Offshore companies used in bid 'to hide McFeely's ownership' of London apartments
Published 11/01/2016 | 02:30
A web of offshore companies was used to shield controversial builder Tom McFeely's ownership of an apartment building close to London's Olympic stadium, an Insolvency Service official has claimed.
The allegation was one of several levelled against the Priory Hall developer as part of proceedings issued by official assignee Christopher Lehane aimed at prolonging his bankruptcy for another five years.
Mr McFeely (67) has claimed he is merely a trustee of a company called Ashwood Enterprises Ltd, which previously owned Athena Court, a 28- storey complex in Stratford, not far from the Olympic Park.
The developer has denied claims he used the Isle of Man registered company to salt away €3.5m in rent from the complex which could have gone to his creditors.

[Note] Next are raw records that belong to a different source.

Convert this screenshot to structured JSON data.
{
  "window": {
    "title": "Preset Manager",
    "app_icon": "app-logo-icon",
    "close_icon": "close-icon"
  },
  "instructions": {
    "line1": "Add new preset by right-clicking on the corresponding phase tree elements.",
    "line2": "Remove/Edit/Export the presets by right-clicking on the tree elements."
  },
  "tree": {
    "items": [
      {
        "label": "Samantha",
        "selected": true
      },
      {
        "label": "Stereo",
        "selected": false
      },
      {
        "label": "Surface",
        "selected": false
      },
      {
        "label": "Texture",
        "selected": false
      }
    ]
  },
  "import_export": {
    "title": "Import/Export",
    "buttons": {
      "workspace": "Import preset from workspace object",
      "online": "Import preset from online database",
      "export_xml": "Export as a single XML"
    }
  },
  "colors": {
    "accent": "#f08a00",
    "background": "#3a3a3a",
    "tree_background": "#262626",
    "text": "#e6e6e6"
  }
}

According to Mr Lehane, most of the shares in Ashwood are owned by a mysterious entity called Taupin Trustee Ltd on the Caribbean island of Nevis.
Companies registered in the Isle of Man are not obliged to publicly disclose the identities of shareholders or beneficial owners.
In a filing to the High Court, Mr Lehane said the holding of development land through an offshore vehicle was "a common practice to shelter any gain arising from the enhancement in value of the site from capital gains tax in England".
The row over whether Mr McFeely owned Ashwood is the latest in a series of flashpoints in a bruising bankruptcy battle being fought by the developer and the official assignee.
Court papers detail the fractious relationship between the pair since Mr McFeely, a one-time IRA hunger striker, was declared bankrupt in 2012 with debts of €220m.
Mr Lehane, whose job it is to manage the estate of bankrupts and distribute their assets to creditors, has accused Mr McFeely of being "aggressive", of failing to disclose all his assets, and of thwarting investigations into his affairs.
In turn, Mr McFeely alleged the official assignee was biased against him because of his northern republican background. He has also denied failing to disclose any assets, saying he had responded to "all reasonable enquiries".
The Derry-born developer has never been far from the headlines since residents of Priory Hall in Donaghmede, north Dublin, had to be evacuated due to serious concerns over fire safety in 2011.
Mr McFeely developed the apartment complex with his former business partner Larry O'Mahony.
An extensive refit of the apartment complex, which is nearing completion, is now set to cost taxpayers up to €27m.
Both men have since gone bust, with Mr McFeely enduring a high-profile eviction from his €4m home on Dublin's Ailesbury Road.
The dispute over the ownership of Ashwood was cited by Mr Lehane as one of the reasons why Mr McFeely should have his period in bankruptcy prolonged.
Mr McFeely had been due to emerge from bankruptcy during the summer, but this was delayed following an objection from the official assignee.
The High Court is set to decide soon whether Mr McFeely's bankruptcy period should be extended.
Nama moved to have a receiver appointed to the Stratford apartment building last year after a McFeely- owned company failed to repay a €62m loan from Bank of Ireland.
It was subsequently sold for a reported Stg£30m (€42.3m).
Mr McFeely and his brother Conal are currently involved in a legal dispute over the appointment of the receiver.
A previous legal action heard claims €3.75m in rent from the apartment building had been salted away by Mr McFeely, an allegation he denied.
In court filings, Mr Lehane stated, in the absence of evidence to the contrary, it was his "view that Ashwood is a vehicle which ultimately belongs to the bankrupt".
"I have no doubt that Mr Thomas McFeely's bankruptcy estate is still owner of Ashwood and the total lack of cooperation of Thomas McFeely is thwarting me carrying out my investigations on these and other assets of Mr McFeely," said Mr Lehane.